Eine Grundvoraussetzung ist der zwar im demokratischen System verankerte, de facto jedoch nicht vorhandene freie Zugang der Bevölkerung zu den politischen und wirtschaftlichen Ressourcen. In Österreich herrscht nur bedingt der freie Wettbewerb der Ideen und Talente, wer wirklich vorankommen möchte, muss sich zwingend in das bestehende System integrieren. Eine Unausweichlichkeit, die ein Österreicher gewissermaßen mit der Muttermilch aufnimmt. Wer es zu etwas bringen will, muss sich mit Vereinen, Innungen, Kammern, Genossenschaften, Behörden, Verbänden, Gewerkschaften, Parteien, Burschenschaften, Clubs und Logen arrangieren, eigentlich: sich dem System, für das sie stehen, unterwerfen und damit dauerhaft seinen Frieden machen. Obwohl es korporative Zwänge dieser Art natürlich auch im übrigen Europa gibt, dienen sie meist nur als Filter, der den Zugang zu den gesellschaftlichen Ressourcen reguliert. In Österreich sind sie jedoch längst zum Eigentlichen geworden, zur gesellschaftlichen Totalität. Der allgemeine Jammer über die EU-Administration hat daher eine betriebslinde Komponente, da Brüssel in der Verschränkung von Politik, Lobbyismus und Selbstbereicherung geradezu wie ein Musilsches „Weltösterreich“ wirkt.

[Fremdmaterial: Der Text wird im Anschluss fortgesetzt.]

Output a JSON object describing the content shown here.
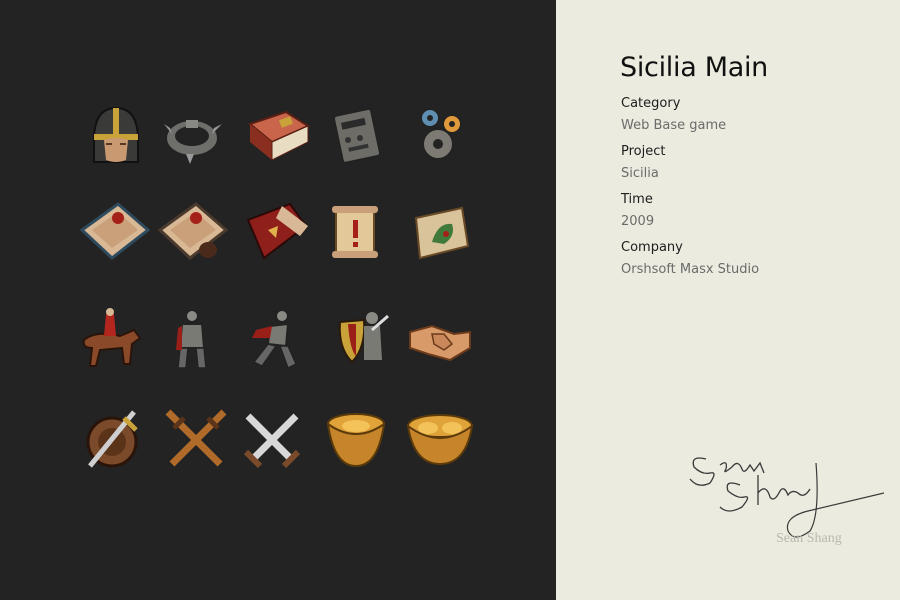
{
  "title": "Sicilia Main",
  "details": [
    {
      "label": "Category",
      "value": "Web Base game"
    },
    {
      "label": "Project",
      "value": "Sicilia"
    },
    {
      "label": "Time",
      "value": "2009"
    },
    {
      "label": "Company",
      "value": "Orshsoft Masx Studio"
    }
  ],
  "signature_text": "Sean Shang",
  "icons": [
    [
      "helmet-icon",
      "spiked-bracelet-icon",
      "book-icon",
      "control-panel-icon",
      "gears-icon"
    ],
    [
      "sealed-letter-icon",
      "letter-with-bag-icon",
      "red-decree-icon",
      "scroll-notice-icon",
      "map-scroll-icon"
    ],
    [
      "cavalry-icon",
      "infantry-icon",
      "running-soldier-icon",
      "shield-knight-icon",
      "handshake-icon"
    ],
    [
      "sword-shield-icon",
      "crossed-bronze-swords-icon",
      "crossed-steel-swords-icon",
      "gold-ingot-icon",
      "gold-ingots-icon"
    ]
  ]
}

Da der Ehrgeiz des Durchschnittsösterreichers im Wissen um diese Gegebenheiten nicht besonders entwickelt ist, er diese Gegebenheiten lieber immer wieder verdrängt, anstatt gegen sie aufzubegehren, erschöpft sich die Vorstellungskraft der meisten im Anhäufen von Besitz und der Verwirklichung einer unterschwellig von Frustration genährten Bequemlichkeit, die sich auch darin äußert, dass man nach oben buckelt und nach unten tritt. Diese Bequemlichkeit ist dem Österreicher heilig, eine Störung derselben - und sei es in Gedanken - absolut unerwünscht. Vielen fällt es nicht wirklich schwer, zurückzustecken, sich zu bescheiden - nicht zuletzt, weil in Österreich wirklich Karriere zu machen zumeist immer auch bedeutet, dass man es sich auf unbestimmte Zeit in verschiedenen Hintern wie in einem Wohnzimmer gemütlich machen muss, ausgestattet mit einem Rosettenblick auf die Welt sowie einer Enddarmsitzgarnitur. Eine für die durchschnittlich sensible Seele unappetitliche und mit beträchtlichen Mühen verbundene Vorstellung, der nur derjenige gewachsen ist, der sich unermüdlich vor Augen hält, dass sich die Scheiße, in die er greifen muss, für ihn irgendwann einmal in Gold verwandeln wird. (Oder, wie ein Dozent mir einmal darlegte, nachdem ich wissenschaftlicher Mitarbeiter an der Universität geworden war: „Zuerst müssen Sie ein paar Jahre lang der Institutsarsch sein, und wenn Sie das aushalten, dann dürfen Sie sich auch einen Arsch suchen.“)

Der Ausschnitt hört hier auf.